These basic insights provide a context for the findings to be described
below, generated in my role as a psychoanalytic observer without religious bias, pro or contra, relying upon the safeguards offered by the
adaptive approach to minimize distortive countertransference-based
influences (Langs, 2004a, 2006).
Some Initial Considerations
Based on my supervisory and personal clinical experiences and compared to the impression I have derived from the literature, I would
state that manifest religious and spiritual themes and direct allusions to
God appear far less often in the free associations of patients in adaptive
psychotherapy than they seem to under other definitions of psychoanalytic treatment.
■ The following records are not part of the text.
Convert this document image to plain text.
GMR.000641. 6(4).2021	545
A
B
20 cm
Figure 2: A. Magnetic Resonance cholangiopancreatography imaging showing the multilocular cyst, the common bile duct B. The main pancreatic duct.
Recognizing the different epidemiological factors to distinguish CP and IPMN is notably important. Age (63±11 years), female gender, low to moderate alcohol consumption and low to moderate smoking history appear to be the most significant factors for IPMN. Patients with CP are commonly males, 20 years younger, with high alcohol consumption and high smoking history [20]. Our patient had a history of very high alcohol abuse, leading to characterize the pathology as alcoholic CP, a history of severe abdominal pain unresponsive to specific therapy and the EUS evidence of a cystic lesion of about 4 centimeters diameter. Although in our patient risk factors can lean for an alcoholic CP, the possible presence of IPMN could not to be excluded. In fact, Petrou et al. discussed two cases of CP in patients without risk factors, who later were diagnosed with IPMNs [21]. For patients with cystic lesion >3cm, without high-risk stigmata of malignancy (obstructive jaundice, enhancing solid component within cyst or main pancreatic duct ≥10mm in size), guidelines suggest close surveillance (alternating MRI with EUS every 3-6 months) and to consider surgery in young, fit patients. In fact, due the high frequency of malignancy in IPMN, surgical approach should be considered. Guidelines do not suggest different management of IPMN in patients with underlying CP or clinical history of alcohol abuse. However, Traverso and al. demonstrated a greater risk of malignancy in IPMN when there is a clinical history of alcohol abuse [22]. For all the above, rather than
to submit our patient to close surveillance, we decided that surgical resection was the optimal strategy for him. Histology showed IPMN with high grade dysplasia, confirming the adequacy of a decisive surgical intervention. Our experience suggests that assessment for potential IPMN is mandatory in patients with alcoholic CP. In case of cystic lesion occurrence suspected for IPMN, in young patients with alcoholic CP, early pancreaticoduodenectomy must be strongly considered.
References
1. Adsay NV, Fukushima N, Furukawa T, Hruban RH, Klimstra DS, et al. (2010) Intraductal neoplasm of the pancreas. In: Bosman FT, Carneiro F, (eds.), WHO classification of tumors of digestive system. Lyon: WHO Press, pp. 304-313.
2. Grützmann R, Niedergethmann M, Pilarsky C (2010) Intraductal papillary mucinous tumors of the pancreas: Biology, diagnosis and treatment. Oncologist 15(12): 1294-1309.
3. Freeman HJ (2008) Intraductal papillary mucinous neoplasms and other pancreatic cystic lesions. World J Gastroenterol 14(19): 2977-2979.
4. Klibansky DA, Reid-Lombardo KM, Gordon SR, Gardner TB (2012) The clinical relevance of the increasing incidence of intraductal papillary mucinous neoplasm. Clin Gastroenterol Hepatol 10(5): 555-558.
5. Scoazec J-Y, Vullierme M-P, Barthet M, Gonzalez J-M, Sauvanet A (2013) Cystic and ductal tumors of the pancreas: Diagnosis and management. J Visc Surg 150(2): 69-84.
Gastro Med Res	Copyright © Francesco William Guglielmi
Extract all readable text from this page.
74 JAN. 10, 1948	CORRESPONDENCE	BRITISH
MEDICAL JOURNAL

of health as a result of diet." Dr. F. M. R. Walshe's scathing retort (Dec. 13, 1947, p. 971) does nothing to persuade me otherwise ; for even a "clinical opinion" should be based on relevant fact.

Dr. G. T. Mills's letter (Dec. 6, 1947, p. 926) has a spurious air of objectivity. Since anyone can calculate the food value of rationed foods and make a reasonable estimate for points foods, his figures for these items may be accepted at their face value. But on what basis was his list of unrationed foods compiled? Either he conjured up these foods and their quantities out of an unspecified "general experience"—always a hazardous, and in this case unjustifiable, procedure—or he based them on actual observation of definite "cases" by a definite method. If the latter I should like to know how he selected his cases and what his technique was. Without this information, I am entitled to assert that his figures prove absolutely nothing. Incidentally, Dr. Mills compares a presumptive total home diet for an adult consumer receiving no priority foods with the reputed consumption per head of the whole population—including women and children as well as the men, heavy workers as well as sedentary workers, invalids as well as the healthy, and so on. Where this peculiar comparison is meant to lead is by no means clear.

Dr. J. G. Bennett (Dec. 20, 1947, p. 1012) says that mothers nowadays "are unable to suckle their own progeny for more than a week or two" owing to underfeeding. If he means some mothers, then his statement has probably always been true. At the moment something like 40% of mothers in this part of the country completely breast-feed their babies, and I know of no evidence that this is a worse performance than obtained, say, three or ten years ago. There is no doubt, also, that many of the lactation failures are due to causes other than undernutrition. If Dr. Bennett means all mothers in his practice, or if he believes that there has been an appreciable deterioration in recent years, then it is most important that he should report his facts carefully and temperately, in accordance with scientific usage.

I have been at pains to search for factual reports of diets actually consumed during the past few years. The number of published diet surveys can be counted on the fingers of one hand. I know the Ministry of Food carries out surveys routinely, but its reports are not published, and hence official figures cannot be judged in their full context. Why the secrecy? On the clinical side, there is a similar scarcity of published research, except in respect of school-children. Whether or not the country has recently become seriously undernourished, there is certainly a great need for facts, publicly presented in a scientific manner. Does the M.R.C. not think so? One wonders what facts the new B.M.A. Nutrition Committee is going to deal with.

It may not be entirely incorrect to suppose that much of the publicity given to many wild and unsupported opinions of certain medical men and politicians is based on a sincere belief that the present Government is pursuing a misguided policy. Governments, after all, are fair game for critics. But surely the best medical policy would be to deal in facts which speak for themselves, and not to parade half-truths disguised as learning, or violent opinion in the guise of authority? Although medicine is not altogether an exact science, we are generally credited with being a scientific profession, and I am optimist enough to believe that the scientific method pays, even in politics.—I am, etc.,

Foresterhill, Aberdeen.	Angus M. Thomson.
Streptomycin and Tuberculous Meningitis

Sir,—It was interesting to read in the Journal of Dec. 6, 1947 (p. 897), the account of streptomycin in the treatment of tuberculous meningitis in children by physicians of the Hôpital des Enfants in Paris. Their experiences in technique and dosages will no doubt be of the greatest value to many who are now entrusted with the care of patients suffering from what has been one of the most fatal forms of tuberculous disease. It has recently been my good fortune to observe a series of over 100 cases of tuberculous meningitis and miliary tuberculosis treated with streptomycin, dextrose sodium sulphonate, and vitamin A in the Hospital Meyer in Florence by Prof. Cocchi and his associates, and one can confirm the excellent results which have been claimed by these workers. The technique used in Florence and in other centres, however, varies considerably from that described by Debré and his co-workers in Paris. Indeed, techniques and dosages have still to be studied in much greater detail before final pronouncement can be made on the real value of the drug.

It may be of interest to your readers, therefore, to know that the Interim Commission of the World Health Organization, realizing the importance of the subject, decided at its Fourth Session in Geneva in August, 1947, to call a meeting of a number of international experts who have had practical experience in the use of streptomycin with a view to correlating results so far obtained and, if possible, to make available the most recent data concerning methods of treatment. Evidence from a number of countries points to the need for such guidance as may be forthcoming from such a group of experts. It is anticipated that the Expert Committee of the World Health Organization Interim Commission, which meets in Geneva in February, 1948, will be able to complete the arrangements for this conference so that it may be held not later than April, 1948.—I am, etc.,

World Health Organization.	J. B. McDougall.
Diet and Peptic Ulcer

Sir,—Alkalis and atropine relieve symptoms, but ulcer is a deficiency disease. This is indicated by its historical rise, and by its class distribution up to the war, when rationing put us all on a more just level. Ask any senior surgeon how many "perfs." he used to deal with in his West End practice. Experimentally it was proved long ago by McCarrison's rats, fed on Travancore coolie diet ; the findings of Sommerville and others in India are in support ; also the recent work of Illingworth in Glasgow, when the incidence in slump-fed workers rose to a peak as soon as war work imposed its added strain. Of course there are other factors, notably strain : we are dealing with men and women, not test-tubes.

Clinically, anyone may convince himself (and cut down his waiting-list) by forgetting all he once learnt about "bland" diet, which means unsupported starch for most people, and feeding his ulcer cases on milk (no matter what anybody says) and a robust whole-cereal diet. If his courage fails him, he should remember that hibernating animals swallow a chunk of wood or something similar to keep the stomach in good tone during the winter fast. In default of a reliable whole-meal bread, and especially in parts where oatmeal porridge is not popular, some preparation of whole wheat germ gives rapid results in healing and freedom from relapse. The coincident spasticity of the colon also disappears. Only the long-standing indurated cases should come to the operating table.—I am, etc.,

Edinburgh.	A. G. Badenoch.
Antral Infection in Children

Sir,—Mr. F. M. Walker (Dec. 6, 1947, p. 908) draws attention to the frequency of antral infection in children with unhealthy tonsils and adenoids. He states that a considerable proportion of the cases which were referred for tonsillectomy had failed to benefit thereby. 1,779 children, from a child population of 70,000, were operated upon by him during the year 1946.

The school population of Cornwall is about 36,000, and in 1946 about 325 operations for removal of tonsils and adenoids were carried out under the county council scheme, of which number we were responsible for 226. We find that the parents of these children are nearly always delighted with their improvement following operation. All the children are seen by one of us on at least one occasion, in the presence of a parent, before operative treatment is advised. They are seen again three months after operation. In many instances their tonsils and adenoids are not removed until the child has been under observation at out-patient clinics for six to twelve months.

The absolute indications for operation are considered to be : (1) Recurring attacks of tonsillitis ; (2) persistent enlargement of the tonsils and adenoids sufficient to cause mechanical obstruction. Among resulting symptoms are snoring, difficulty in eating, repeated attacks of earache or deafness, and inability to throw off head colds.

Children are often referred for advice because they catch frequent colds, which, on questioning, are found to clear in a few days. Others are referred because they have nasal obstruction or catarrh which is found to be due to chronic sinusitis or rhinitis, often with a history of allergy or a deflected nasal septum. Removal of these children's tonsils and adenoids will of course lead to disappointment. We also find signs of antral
Direct references to God and broader, God-related
transformational experiences are especially uncommon in my experience. When religious imagery does emerge, it tends to come from religiously inclined patients; they are extremely rare in those not so inclined. Privately, a therapist, including adaptive therapists, may have
their own personal religious preferences, but these are not shared with
the patient. I have worked with many nonbelieving therapists, and I
have supervised a handful of adaptationally oriented therapists with
strong convictions regarding the existence of a transcendental God.
Their religious orientation was revealed mainly through coincidental
discussions at times of personal contact; it was not elicited during their
supervisory work because it is not seen as relevant to the role requirements of an adaptive therapist and was not expected to exert a palpable
effect on how these therapists did psychotherapy.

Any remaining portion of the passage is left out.